Des traces de tourbière dans la Grande Cariçaie
19 janvier 2026

Les marais de la Grande Cariçaie sont en grande partie constitués de prairies humides que les botanistes regroupent sous l’appellation de « bas-marais ». Ce type de végétation se distingue de celui des « hauts marais » mieux connu du grand public sous le nom de « tourbière ».
Les tourbières sont notamment caractérisées par la présence abondante d’une plante particulière, la Sphaigne, une mousse capable de se développer en coussins délicats dont l’épaisseur peut atteindre plusieurs mètres au fil des siècles.
La consultation des cartes géographiques du début du 20ème siècle révèle la présence de tourbières et de leur exploitation dans les plaines marécageuses voisines de la Grande Cariçaie, particulièrement dans la basse plaine de la Broye entre les lacs de Morat et de Neuchâtel. Ces sites d’exploitation ont été progressivement drainés et sont aujourd’hui dévolus à l’agriculture.

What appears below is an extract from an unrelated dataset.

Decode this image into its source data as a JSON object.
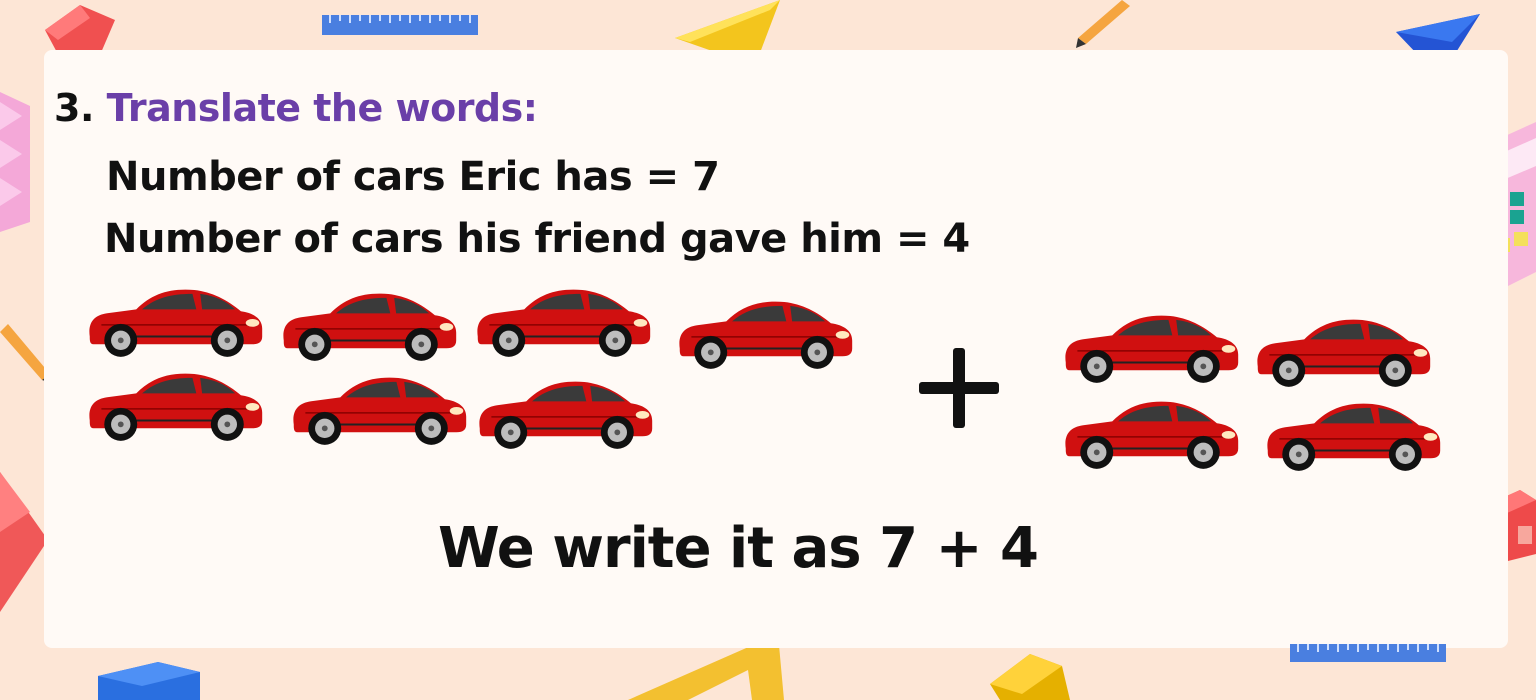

Malgré ces disparitions massives, quelques traces de présence de tourbière persistent dans la Grande Cariçaie, mais uniquement dans la réserve naturelle de Cheyres entre les villages de Cheyres et de Font en terre fribourgeoise. Connues de longue date, ces traces, qui se présentent sous la forme de buttes bombées, n’ont cependant jamais été étudiées en détail.
Une prospection menée en automne 2025 par Yann Fragnières a cependant permis d’identifier deux espèces de Sphaignes composant ces buttes. L’une d’entre elles s’avère particulièrement intéressante. Il s’agit de la Sphaigne lustrée (Sphagnum subnitens Russow & Warnst.). Peu fréquente en Suisse, elle est très rare dans le canton de Fribourg où une seule autre station est connue alors qu’elle semble particulièrement abondante dans la réserve naturelle de Cheyres. L’espèce se portant bien dans la réserve naturelle, elle ne nécessite pas de mesure de gestion particulière, mais elle continuera d’être suivie dans le cadre du monitoring de la flore et de la végétation.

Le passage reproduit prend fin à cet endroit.